This has been sitting in my drafts folder since mid-2015, so the information in it re: UBP charges, menu contents, etc. are all outdated at this point, but I think it’s still a good representation of how our first cruise went. Suffice it to say, I need to be more timely with these – we’ve since gone on a Bahamas cruise on the NCL Breakaway in December 2016, and have a different Caribbean cruise planned on the Epic during December 2017. So even if there are some negatives here, clearly we’ve gone back so it can’t be that bad.
I’ll try and note in the article where things have changed.
In Which We Decide To Cruise
In 2015, Kayla and I got tired of the snow and wind and ridiculously cold temperatures in Southwestern Ontario, and decided to get away to a warmer climate. We’d been to BlueBay Villas Doradas in the Dominican Republic to do the all-inclusive resort trip with a few friends last year and while we liked it, we wanted to try something new before falling back to the same thing. We’d also discussed various Sunwing-promoted destinations flying directly out of YKF to Mexico, but the available resorts in our price range were either too new to have a decent amount of feedback, or had recently begun “focusing on a new concept.”
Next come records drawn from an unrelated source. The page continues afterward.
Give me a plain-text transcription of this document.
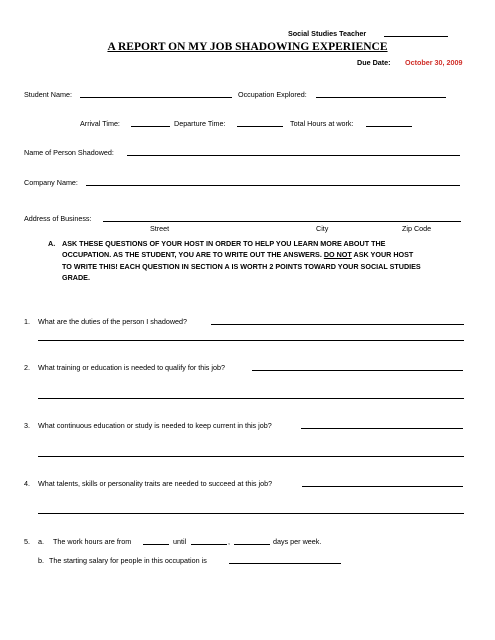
Social Studies Teacher
A REPORT ON MY JOB SHADOWING EXPERIENCE
Due Date: October 30, 2009
Student Name:	Occupation Explored:
Arrival Time:	Departure Time:	Total Hours at work:
Name of Person Shadowed:
Company Name:
Address of Business:
Street	City	Zip Code
A. ASK THESE QUESTIONS OF YOUR HOST IN ORDER TO HELP YOU LEARN MORE ABOUT THE
OCCUPATION. AS THE STUDENT, YOU ARE TO WRITE OUT THE ANSWERS. DO NOT ASK YOUR HOST
TO WRITE THIS! EACH QUESTION IN SECTION A IS WORTH 2 POINTS TOWARD YOUR SOCIAL STUDIES
GRADE.
1. What are the duties of the person I shadowed?
2. What training or education is needed to qualify for this job?
3. What continuous education or study is needed to keep current in this job?
4. What talents, skills or personality traits are needed to succeed at this job?
5. a. The work hours are from	until	,	days per week.
b. The starting salary for people in this occupation is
Then the idea of taking a cruise came up and we started looking. A few years ago in a hotel room in Prague, I’d seen a documentary that was pretty much an expose of the entire cruise ship industry. I managed to locate it after returning – it’s CNBC’s “Cruise Inc: Big Money on the High Seas” (2009). It went over a cruise on the Norwegian Pearl, describing how passengers are basically just walking ATMs and that the cruise line is constantly running the numbers on every aspect of shipboard operations. The conclusion was that on the last sea day, the operator broke even for the cruise, in no small part to making up $21K in alcohol sales. Being shaken up and down for cash constantly didn’t really appeal to me.